Outra grande reclamação de especialistas é a falta de proposição de debates relacionados à resolução de 2019. “Não teve uma divulgação ampla, e agora é que estão surgindo as discussões”, expõe o professor de Geografia Econômica e Social da UFSC, José Messias Bastos. Para ele, é um momento muito ruim de fazer reestruturação dos cursos, “estamos durante a pandemia, tudo tem que ser por vídeoconferência, não é um debate arejado, democrático”, avalia.
A professora Helena reforça que o surgimento da pandemia logo após a aprovação da resolução inviabilizou qualquer possibilidade de discussão curricular. “Por isso, nós da Anfope e diversas entidades de educação estamos pedindo o adiamento do prazo de implementação da resolução”. Para ela, é preciso trabalhar contra a norma, que é um golpe na formação dos estudantes futuros professores. “É uma redução da formação humana integral”, afirma.
No último dia 5, a Apufsc encaminhou ao Pró-Reitor de Graduação da UFSC, Daniel de Santana Vasconcelos, um ofício em que expõe preocupação com a resolução de 2019. Para o Sindicato, a resolução acaba por “secundarizar a formação acadêmica inicial e a própria ciência”. Além disso, de acordo com a Apufsc, “a linha que estrutura o novo percurso formativo, de base prescritiva e impositiva, aumenta o controle sobre o ensino”. O Sindicato pede mais debates e sugere sugere que o assunto seja discutido no Fórum das Licenciaturas.

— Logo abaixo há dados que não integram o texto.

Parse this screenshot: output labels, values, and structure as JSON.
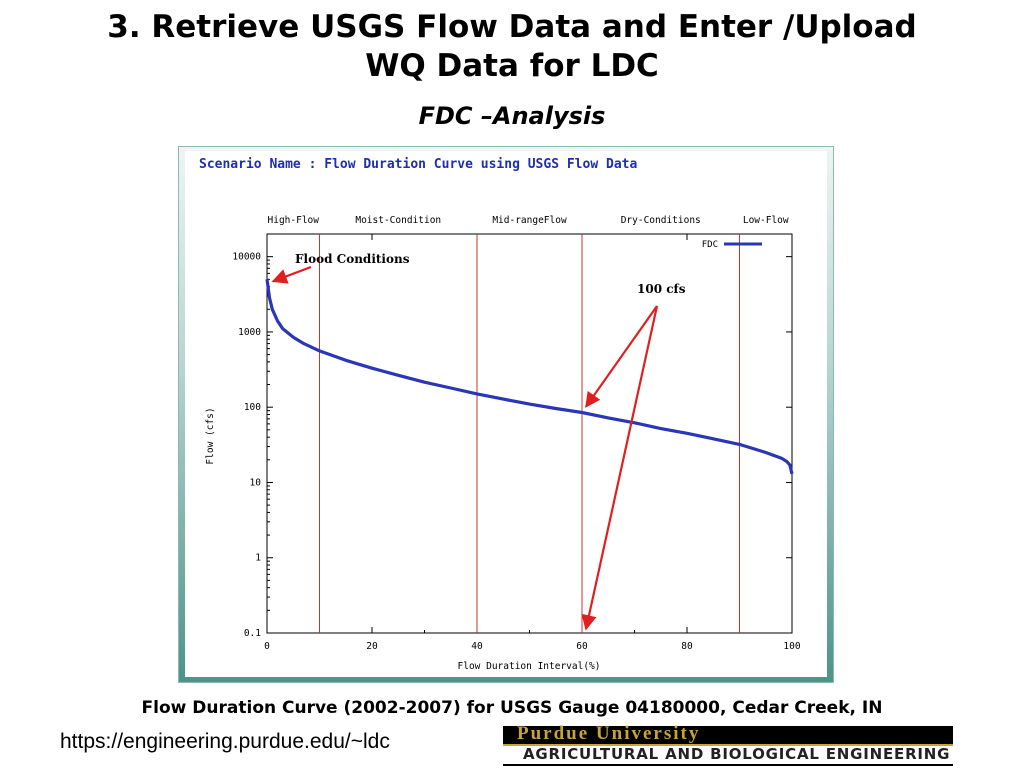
{
  "slide": {
    "title_line1": "3. Retrieve USGS Flow Data and Enter /Upload",
    "title_line2": "WQ Data for LDC",
    "subtitle": "FDC –Analysis",
    "caption": "Flow Duration Curve (2002-2007) for USGS Gauge 04180000, Cedar Creek, IN",
    "url": "https://engineering.purdue.edu/~ldc"
  },
  "logo": {
    "wordmark": "Purdue University",
    "department": "AGRICULTURAL AND BIOLOGICAL ENGINEERING"
  },
  "chart_data": {
    "type": "line",
    "title": "Scenario Name : Flow Duration Curve using USGS Flow Data",
    "xlabel": "Flow Duration Interval(%)",
    "ylabel": "Flow (cfs)",
    "xlim": [
      0,
      100
    ],
    "ylim": [
      0.1,
      20000
    ],
    "yscale": "log",
    "x_ticks": [
      0,
      20,
      40,
      60,
      80,
      100
    ],
    "y_ticks": [
      0.1,
      1,
      10,
      100,
      1000,
      10000
    ],
    "x_tick_labels": [
      "0",
      "20",
      "40",
      "60",
      "80",
      "100"
    ],
    "y_tick_labels": [
      "0.1",
      "1",
      "10",
      "100",
      "1000",
      "10000"
    ],
    "grid": false,
    "legend_position": "top-right",
    "series": [
      {
        "name": "FDC",
        "color": "#2b35b8",
        "x": [
          0,
          0.5,
          1,
          2,
          3,
          5,
          7,
          10,
          15,
          20,
          25,
          30,
          35,
          40,
          45,
          50,
          55,
          60,
          65,
          70,
          75,
          80,
          85,
          90,
          95,
          98,
          99,
          99.6,
          100
        ],
        "y": [
          5000,
          2800,
          2000,
          1400,
          1100,
          850,
          700,
          560,
          420,
          330,
          265,
          215,
          180,
          150,
          128,
          110,
          96,
          85,
          72,
          62,
          52,
          45,
          38,
          32,
          25,
          21,
          19,
          17,
          13
        ]
      }
    ],
    "vertical_lines": {
      "color": "#c0392b",
      "x": [
        10,
        40,
        60,
        90
      ]
    },
    "zones": [
      "High-Flow",
      "Moist-Condition",
      "Mid-rangeFlow",
      "Dry-Conditions",
      "Low-Flow"
    ],
    "annotations": {
      "flood": {
        "text": "Flood Conditions",
        "target_x": 0,
        "target_y": 5000
      },
      "cfs": {
        "text": "100 cfs",
        "target_points": [
          {
            "x": 60,
            "y": 90
          },
          {
            "x": 60,
            "y": 0.1
          }
        ]
      },
      "arrow_color": "#e02020"
    }
  }
}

Implementação esbarra em dificuldades práticas
Há também dificuldades práticas em fazer as adequações propostas com a resolução. No curso de Geografia da UFSC, por exemplo, para atender a todos os requisitos, analisa-se a possibilidade de ampliar o tempo de duração do curso para cinco anos. Para o professor do curso, José Messias, isso reduziria o interesse dos alunos. Além disso, ele acredita que a nova norma tem problemas. “Ela não conserta os defeitos da resolução de 2015, com um excesso de Pedagogismo, e piora no sentido de levar em consideração uma educação privada e elitista”, destaca.
Ele também critica a pressa exagerada em implementar a resolução. “A ciência só avança no debate, na troca de ideias, de experiências, porque as experiências vão se somando”, considera.
Pró-reitoria da UFSC vai propor diálogos sobre resolução
À Apufsc, o pró-reitor de graduação da UFSC, Daniel de Santana Vasconcelos, informou que está se inteirando sobre a questão e, desde que assumiu o cargo, em janeiro, ainda não teve conversas específicas sobre o tema. Mas ele defende uma postura de conversa sobre a resolução. “Precisamos de um diálogo, ouvir os envolvidos, pensar nos encaminhamentos a serem tomados sobre esse assunto”, afirmou o professor.